Note: If you have the camera set on fully automatic, you won’t be able to choose a white balance setting.

Quick explanation of each white balance setting found on digital SLR cameras

Note once again, settings differ between brands and models. Therefore don’t worry if you have a few of them missing from your menu bar.

When to use Auto white balance: In auto, the camera guesses what white balance to use depending on the available light. In 95% of the time, the guess results in a nicely colored photograph. This is a perfect setting for times when you’re unsure what white balance to choose. It’s also a good idea to keep the camera on Auto white balance if you shoot in RAW format (recommended).
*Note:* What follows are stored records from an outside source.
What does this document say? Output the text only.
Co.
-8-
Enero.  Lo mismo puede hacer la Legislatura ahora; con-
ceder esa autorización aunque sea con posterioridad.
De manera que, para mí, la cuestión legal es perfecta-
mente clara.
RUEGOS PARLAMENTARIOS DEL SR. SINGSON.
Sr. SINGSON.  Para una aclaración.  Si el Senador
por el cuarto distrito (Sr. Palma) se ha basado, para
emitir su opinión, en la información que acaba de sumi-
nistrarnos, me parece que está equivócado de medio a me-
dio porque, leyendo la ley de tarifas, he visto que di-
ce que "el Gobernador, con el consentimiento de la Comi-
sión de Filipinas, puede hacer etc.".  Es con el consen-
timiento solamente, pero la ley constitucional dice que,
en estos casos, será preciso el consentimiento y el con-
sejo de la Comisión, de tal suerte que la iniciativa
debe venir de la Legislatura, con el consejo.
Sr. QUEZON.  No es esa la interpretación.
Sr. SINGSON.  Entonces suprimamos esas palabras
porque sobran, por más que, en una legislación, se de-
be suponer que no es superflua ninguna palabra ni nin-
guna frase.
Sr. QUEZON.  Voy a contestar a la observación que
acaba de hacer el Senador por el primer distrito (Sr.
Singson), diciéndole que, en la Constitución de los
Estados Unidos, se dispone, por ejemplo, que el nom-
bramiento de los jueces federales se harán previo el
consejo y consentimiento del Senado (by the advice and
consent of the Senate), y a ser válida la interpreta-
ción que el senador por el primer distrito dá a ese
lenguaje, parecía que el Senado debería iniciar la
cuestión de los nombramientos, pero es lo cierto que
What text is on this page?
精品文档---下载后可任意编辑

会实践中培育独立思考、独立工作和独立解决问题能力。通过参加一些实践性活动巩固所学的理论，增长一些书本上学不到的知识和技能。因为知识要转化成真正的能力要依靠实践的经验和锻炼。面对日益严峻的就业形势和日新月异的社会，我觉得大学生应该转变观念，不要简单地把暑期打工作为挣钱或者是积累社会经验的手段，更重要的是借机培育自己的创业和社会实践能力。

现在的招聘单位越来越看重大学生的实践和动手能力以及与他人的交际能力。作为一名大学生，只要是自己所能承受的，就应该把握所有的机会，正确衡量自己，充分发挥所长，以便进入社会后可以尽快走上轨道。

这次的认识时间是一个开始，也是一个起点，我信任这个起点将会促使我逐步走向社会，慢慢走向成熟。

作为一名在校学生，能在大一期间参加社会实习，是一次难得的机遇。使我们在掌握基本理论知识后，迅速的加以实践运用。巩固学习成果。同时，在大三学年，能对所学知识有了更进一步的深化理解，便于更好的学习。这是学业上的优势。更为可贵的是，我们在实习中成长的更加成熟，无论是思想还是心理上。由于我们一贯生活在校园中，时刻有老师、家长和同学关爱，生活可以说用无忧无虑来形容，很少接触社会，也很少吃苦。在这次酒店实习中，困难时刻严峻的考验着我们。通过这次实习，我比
Daylight (Canon) and Direct Sunlight (Nikon): This is a good setting for direct sunlight. For example, a beach landscape mid morning where you’re not shooting into shade.

When to use Shade white balance: Use shade white balance in shady area’s or sunset shots. It will help give a warmer color to your shots.

When to use Cloudy: This is a good setting for cloudy days. It’s also quite effective for shady area’s as well. I’ve found there is a fine line between shade and cloudy white balance settings.

When to use Tungsten white balance: This is one of the most extreme balance settings of them all and should only be used with tungsten light bulbs. Or at times where you purposefully want a blue tinge to your images.

When to use fluorescent: This setting will help make inside fluorescent house lighting, look a bit better than the yellowy orange color you usually see.

Flash white balance: Flash white balance is used mostly for studio work.

Custom (Canon) and Preset (Nikon) white balance settings: Use these ones with a white or grey card that you can pick up cheaply from any camera store, for perfect white balance.